Saint François de Sales

L'histoire de saint François de Sales

François était destiné par son père à devenir avocat afin de pouvoir un jour succéder à son aîné comme sénateur de la province de Savoie. C'est pourquoi il fut envoyé à Padoue pour étudier le droit. Après avoir obtenu son doctorat, il rentra chez lui et, le moment venu, annonça à ses parents son désir d'entrer dans les ordres. Son père s'y opposa fermement et ce n'est qu'après de longues et patientes persuasions de la part du doux François qu'il finit par y consentir. François fut ordonné prêtre et élu prévôt du diocèse de Genève, alors un centre important pour les calvinistes. Il entreprit de les convertir, notamment dans le Chablais. En prêchant et en distribuant les petits pamphlets qu'il rédigeait pour expliquer la véritable doctrine catholique, il obtint un succès remarquable.

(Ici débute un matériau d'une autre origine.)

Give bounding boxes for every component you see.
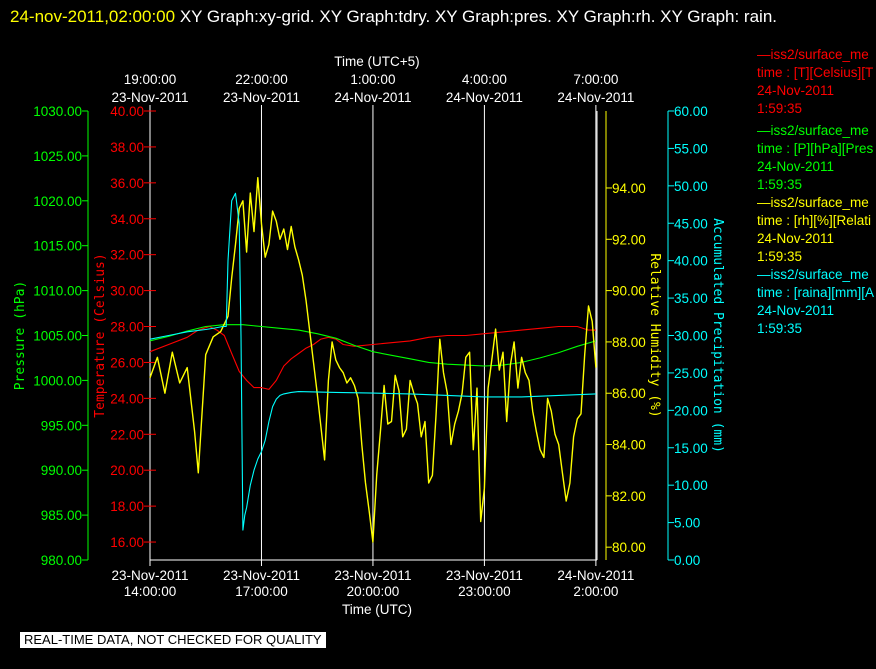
x-tick-label-time: 20:00:00: [347, 584, 400, 599]
series-line-humidity: [149, 176, 597, 543]
x-tick-label-date: 23-Nov-2011: [223, 568, 300, 583]
rain-tick-label: 55.00: [674, 141, 708, 156]
legend-temperature-line2: time : [T][Celsius][T: [757, 65, 874, 80]
legend-rain-line2: time : [raina][mm][A: [757, 285, 875, 300]
rain-tick-label: 20.00: [674, 403, 708, 418]
x-top-tick-label-time: 1:00:00: [350, 72, 395, 87]
temperature-tick-label: 16.00: [110, 535, 144, 550]
pressure-tick-label: 1015.00: [33, 239, 82, 254]
legend-humidity-line2: time : [rh][%][Relati: [757, 213, 872, 228]
rain-axis-title: Accumulated Precipitation (mm): [710, 218, 725, 453]
humidity-tick-label: 88.00: [612, 335, 646, 350]
rain-tick-label: 40.00: [674, 254, 708, 269]
rain-tick-label: 10.00: [674, 478, 708, 493]
humidity-tick-label: 82.00: [612, 489, 646, 504]
temperature-tick-label: 30.00: [110, 284, 144, 299]
humidity-tick-label: 94.00: [612, 181, 646, 196]
temperature-tick-label: 20.00: [110, 463, 144, 478]
legend-entry-rain: —iss2/surface_me time : [raina][mm][A 24…: [757, 266, 876, 338]
pressure-tick-label: 1010.00: [33, 284, 82, 299]
legend-pressure-time: 1:59:35: [757, 177, 803, 192]
series-line-temperature: [149, 325, 596, 390]
x-top-tick-label-date: 24-Nov-2011: [446, 90, 523, 105]
rain-tick-label: 0.00: [674, 553, 700, 568]
pressure-tick-label: 1020.00: [33, 194, 82, 209]
rain-tick-label: 25.00: [674, 366, 708, 381]
legend-rain-line1: —iss2/surface_me: [757, 267, 869, 282]
x-tick-label-date: 23-Nov-2011: [446, 568, 523, 583]
temperature-tick-label: 40.00: [110, 104, 144, 119]
legend-entry-temperature: —iss2/surface_me time : [T][Celsius][T 2…: [757, 46, 876, 118]
temperature-axis-title: Temperature (Celsius): [93, 253, 108, 417]
pressure-tick-label: 1005.00: [33, 329, 82, 344]
x-tick-label-date: 23-Nov-2011: [111, 568, 188, 583]
legend-temperature-time: 1:59:35: [757, 101, 803, 116]
temperature-tick-label: 36.00: [110, 176, 144, 191]
legend-entry-humidity: —iss2/surface_me time : [rh][%][Relati 2…: [757, 194, 876, 266]
humidity-tick-label: 84.00: [612, 438, 646, 453]
pressure-tick-label: 990.00: [41, 463, 82, 478]
header-graph-titles: XY Graph:xy-grid. XY Graph:tdry. XY Grap…: [175, 7, 778, 26]
temperature-tick-label: 32.00: [110, 248, 144, 263]
header-timestamp: 24-nov-2011,02:00:00: [10, 7, 176, 26]
pressure-tick-label: 1000.00: [33, 373, 82, 388]
series-line-rain: [149, 192, 596, 531]
pressure-tick-label: 995.00: [41, 418, 82, 433]
rain-tick-label: 30.00: [674, 329, 708, 344]
humidity-tick-label: 86.00: [612, 386, 646, 401]
chart-header: 24-nov-2011,02:00:00 XY Graph:xy-grid. X…: [10, 2, 860, 31]
x-axis-label-top: Time (UTC+5): [334, 54, 419, 69]
legend-humidity-time: 1:59:35: [757, 249, 803, 264]
humidity-axis-title: Relative Humidity (%): [647, 253, 662, 417]
legend-entry-pressure: —iss2/surface_me time : [P][hPa][Pres 24…: [757, 122, 876, 194]
pressure-tick-label: 980.00: [41, 553, 82, 568]
x-tick-label-time: 23:00:00: [458, 584, 511, 599]
legend-temperature-date: 24-Nov-2011: [757, 83, 835, 98]
rain-tick-label: 50.00: [674, 179, 708, 194]
legend-pressure-line2: time : [P][hPa][Pres: [757, 141, 874, 156]
legend-pressure-line1: —iss2/surface_me: [757, 123, 869, 138]
temperature-tick-label: 26.00: [110, 355, 144, 370]
temperature-tick-label: 34.00: [110, 212, 144, 227]
humidity-tick-label: 92.00: [612, 232, 646, 247]
temperature-tick-label: 18.00: [110, 499, 144, 514]
temperature-tick-label: 38.00: [110, 140, 144, 155]
legend-pressure-date: 24-Nov-2011: [757, 159, 835, 174]
humidity-tick-label: 90.00: [612, 284, 646, 299]
temperature-tick-label: 28.00: [110, 320, 144, 335]
x-top-tick-label-date: 23-Nov-2011: [111, 90, 188, 105]
legend-rain-date: 24-Nov-2011: [757, 303, 835, 318]
humidity-tick-label: 80.00: [612, 540, 646, 555]
quality-disclaimer: REAL-TIME DATA, NOT CHECKED FOR QUALITY: [20, 632, 326, 648]
x-tick-label-time: 17:00:00: [235, 584, 288, 599]
pressure-axis-title: Pressure (hPa): [13, 281, 28, 391]
x-top-tick-label-date: 23-Nov-2011: [223, 90, 300, 105]
x-tick-label-time: 14:00:00: [124, 584, 177, 599]
pressure-tick-label: 1025.00: [33, 149, 82, 164]
x-axis-label-bottom: Time (UTC): [342, 602, 412, 617]
rain-tick-label: 15.00: [674, 441, 708, 456]
pressure-tick-label: 985.00: [41, 508, 82, 523]
legend-temperature-line1: —iss2/surface_me: [757, 47, 869, 62]
x-top-tick-label-time: 19:00:00: [124, 72, 177, 87]
rain-tick-label: 35.00: [674, 291, 708, 306]
temperature-tick-label: 22.00: [110, 427, 144, 442]
rain-tick-label: 45.00: [674, 216, 708, 231]
x-tick-label-date: 23-Nov-2011: [334, 568, 411, 583]
x-top-tick-label-date: 24-Nov-2011: [557, 90, 634, 105]
legend-rain-time: 1:59:35: [757, 321, 803, 336]
x-top-tick-label-date: 24-Nov-2011: [334, 90, 411, 105]
x-tick-label-date: 24-Nov-2011: [557, 568, 634, 583]
x-top-tick-label-time: 7:00:00: [573, 72, 618, 87]
legend-humidity-line1: —iss2/surface_me: [757, 195, 869, 210]
x-top-tick-label-time: 22:00:00: [235, 72, 288, 87]
rain-tick-label: 5.00: [674, 516, 700, 531]
pressure-tick-label: 1030.00: [33, 104, 82, 119]
rain-tick-label: 60.00: [674, 104, 708, 119]
x-tick-label-time: 2:00:00: [573, 584, 618, 599]
x-top-tick-label-time: 4:00:00: [462, 72, 507, 87]
legend-humidity-date: 24-Nov-2011: [757, 231, 835, 246]
temperature-tick-label: 24.00: [110, 391, 144, 406]
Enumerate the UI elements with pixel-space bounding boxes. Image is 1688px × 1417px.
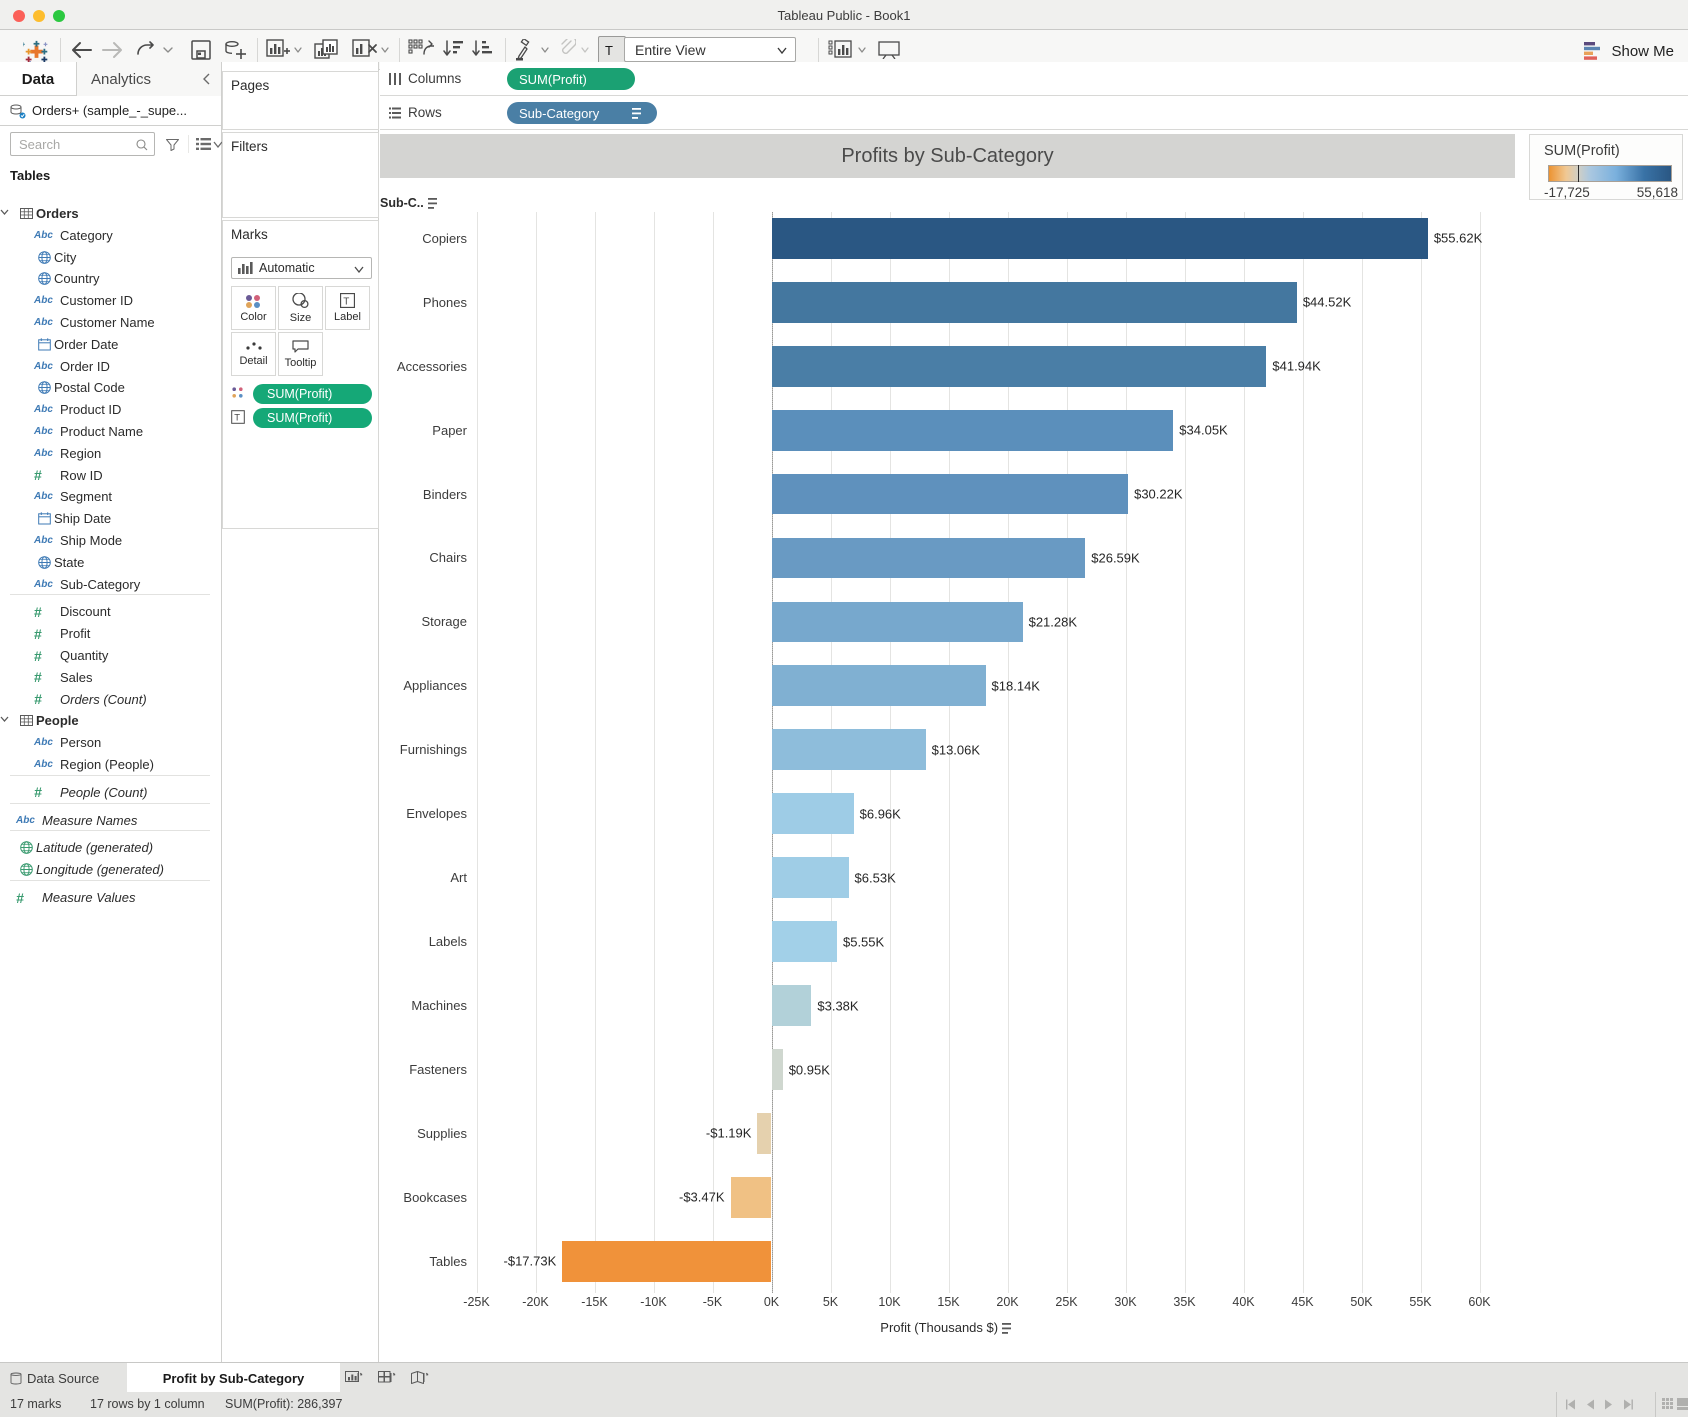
svg-text:T: T	[605, 43, 613, 58]
svg-text:T: T	[343, 297, 349, 308]
svg-text:T: T	[234, 413, 240, 424]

À 35 ans, il devint évêque de Genève. Tout en administrant son diocèse, il continua de prêcher, d'entendre les confessions et de catéchiser les enfants. Sa douceur naturelle fut un atout précieux pour gagner des âmes. Il appliquait son propre adage : « Une cuillère de miel attire plus de mouches qu'un tonneau de vinaigre. »

Outre ses deux ouvrages les plus connus, l’ Introduction à la vie dévote et le Traité de l’amour de Dieu , il a écrit de nombreux pamphlets et entretenu une abondante correspondance. Pour ses écrits, il a été nommé patron de la presse catholique. Ses écrits, empreints de sa douceur caractéristique, s’adressent aux laïcs. Il souhaite leur faire comprendre qu’eux aussi sont appelés à la sainteté. Comme il l’écrit dans l’Introduction à la vie dévote : « C’est une erreur, ou plutôt une hérésie, de dire que la dévotion est incompatible avec la vie d’un soldat, d’un commerçant, d’un prince ou d’une femme mariée… Il est arrivé que beaucoup aient perdu la perfection dans le désert, eux qui l’avaient conservée dans le monde. »

Malgré une vie bien remplie et relativement courte, il trouva le temps de collaborer avec une autre sainte, Jeanne-Françoise de Chantal, à la fondation des Sœurs de la Visitation. Ces femmes devaient pratiquer les vertus manifestées lors de la visite de Marie à Élisabeth : l’humilité, la piété et la charité mutuelle. Au début, elles s’engageaient de façon limitée dans les œuvres de miséricorde envers les pauvres et les malades. Aujourd’hui, certaines communautés gèrent des écoles, tandis que d’autres mènent une vie strictement contemplative.

Réflexion

François de Sales prenait au sérieux les paroles du Christ : « Apprenez de moi, car je suis doux et humble de cœur. » Comme il le disait lui-même, il lui fallut vingt ans pour maîtriser son tempérament colérique, mais personne ne soupçonna jamais un tel problème, tant sa nature débordante de bonté et de bienveillance était son comportement habituel. Sa douceur constante et son optimisme lui valurent le titre de « saint gentilhomme ».